Encerramento do Congresso de Animação Bíblica será marcado com mensagem final

Termina ao meio dia desta terça-feira, 11, em Goiânia (GO), o I Congresso Brasileiro de Animação Bíblica da Pastoral, que começou no sábado, 8. Os 500 congressistas devem aprovar hoje a mensagem final do encontro, reafirmando a necessidade de passar de uma pastoral bíblica para uma animação bíblica da pastoral.

As atividades de hoje começam com a missa, às 8h30, presidida pelo presidente da Comissão Episcopal Pastoral para a Animação Bíblico-catequética da CNBB e arcebispo de Pelotas (RS), dom Jacinto Bergmann. Em seguida, os congressistas se reúnem por grupos, de acordo com os 17 regionais da CNBB, para apresentar sugestões de encaminhamentos em vista da animação bíblica da pastoral.

Ontem, o bispo de São José do Rio Preto (SP) e membro da Comissão Bíblico-catequética da CNBB, dom Paulo Peixoto, presidiu a celebração e destacou a importância do Congresso para a Igreja no Brasil. “Este congresso foi uma grande provocação para nós e nos deu muita luz que vai nos ajudar em nossa caminhada”, disse o bispo. “Só seremos discípulos verdadeiros se nos identificarmos com o rosto da Palavra, que é Jesus Cristo”, acrescentou.

As atividades de ontem foram encerradas com uma apresentação cultural preparada pela Pontifícia Universidade Católica de Goiás (PUC-GO), uma das apoiadoras do Congresso. Antes, os participantes do Congresso tiveram reunião em grupos para discutir os caminhos a animação bíblica.

Caminhando para seu final, o Congresso tem avaliação positiva de seus participantes como o Frater Rodrigo Ferreira, da Congregação Sacramentinos de Nossa Senhora, de Belo Horizonte (MG). “O congresso trouxe com novidade a necessidade da Igreja assumir a bíblia como alma de toda pastoral. Isso ainda não acontece porque separamos as coisas, usamos a bíblia para refletir e não para rezar.
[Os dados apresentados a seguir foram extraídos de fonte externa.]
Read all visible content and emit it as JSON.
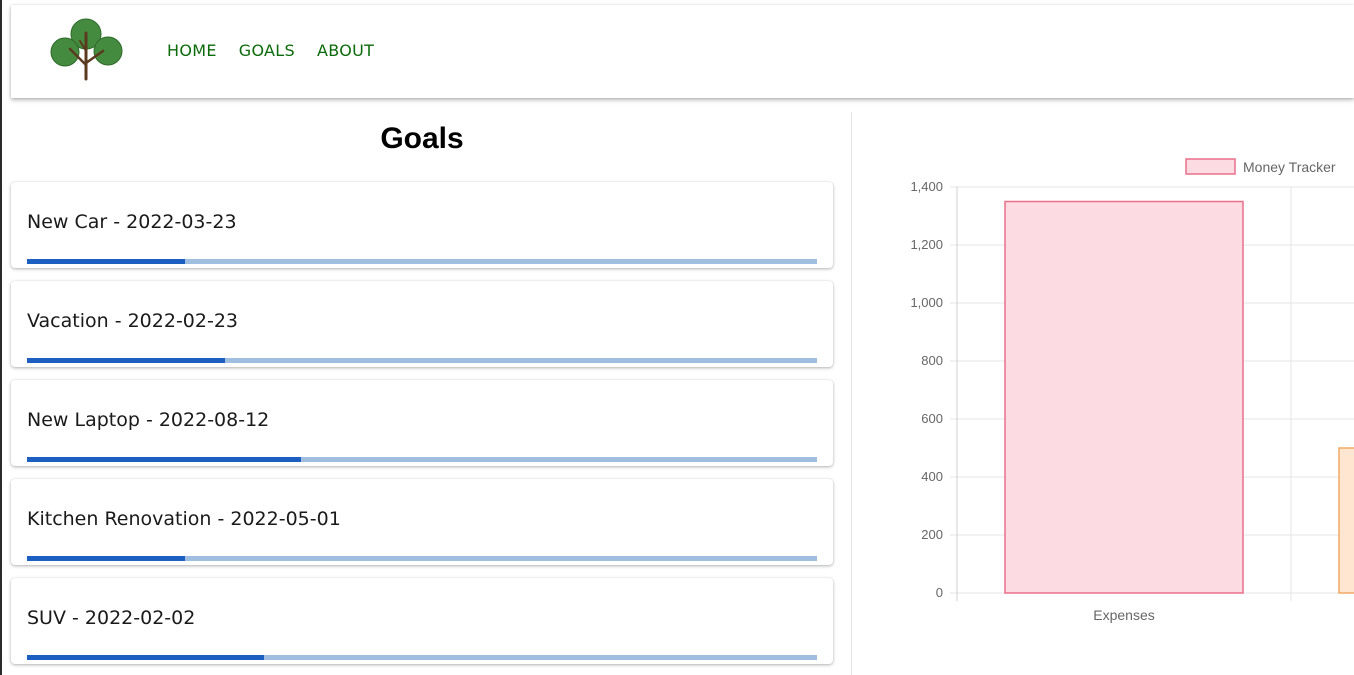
{
  "nav": {
    "logo_name": "tree-icon",
    "links": [
      "HOME",
      "GOALS",
      "ABOUT"
    ],
    "link_color": "#0b6b0b"
  },
  "goals": {
    "title": "Goals",
    "items": [
      {
        "label": "New Car - 2022-03-23",
        "progress": 0.2
      },
      {
        "label": "Vacation - 2022-02-23",
        "progress": 0.25
      },
      {
        "label": "New Laptop - 2022-08-12",
        "progress": 0.347
      },
      {
        "label": "Kitchen Renovation - 2022-05-01",
        "progress": 0.2
      },
      {
        "label": "SUV - 2022-02-02",
        "progress": 0.3
      }
    ],
    "progress_fill_color": "#1d5fc0",
    "progress_track_color": "#a0bedf"
  },
  "chart_data": {
    "type": "bar",
    "categories": [
      "Expenses",
      ""
    ],
    "series": [
      {
        "name": "Money Tracker",
        "values": [
          1350,
          500
        ]
      }
    ],
    "bar_fill_colors": [
      "#fddbe2",
      "#ffe6d1"
    ],
    "bar_border_colors": [
      "#e8708a",
      "#f0a865"
    ],
    "ylim": [
      0,
      1400
    ],
    "yticks": [
      "0",
      "200",
      "400",
      "600",
      "800",
      "1,000",
      "1,200",
      "1,400"
    ],
    "legend": "top-right",
    "grid": true
  }
}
A bíblia tem animar a oração e a prática cristã”, disse o religioso.

Opinião semelhante tem a coordenadora de catequese da prelazia do Xingu, no Pará, Marlúcia de Jesus Alves. “O congresso veio resgatar o ardor pela palavra, que estava esquecido, e deu vontade de trabalhar mais a Palavra. Às vezes, ficamos muito no estudo da bíblia e não a colocamos em conformidade com nossa vida”, comentou.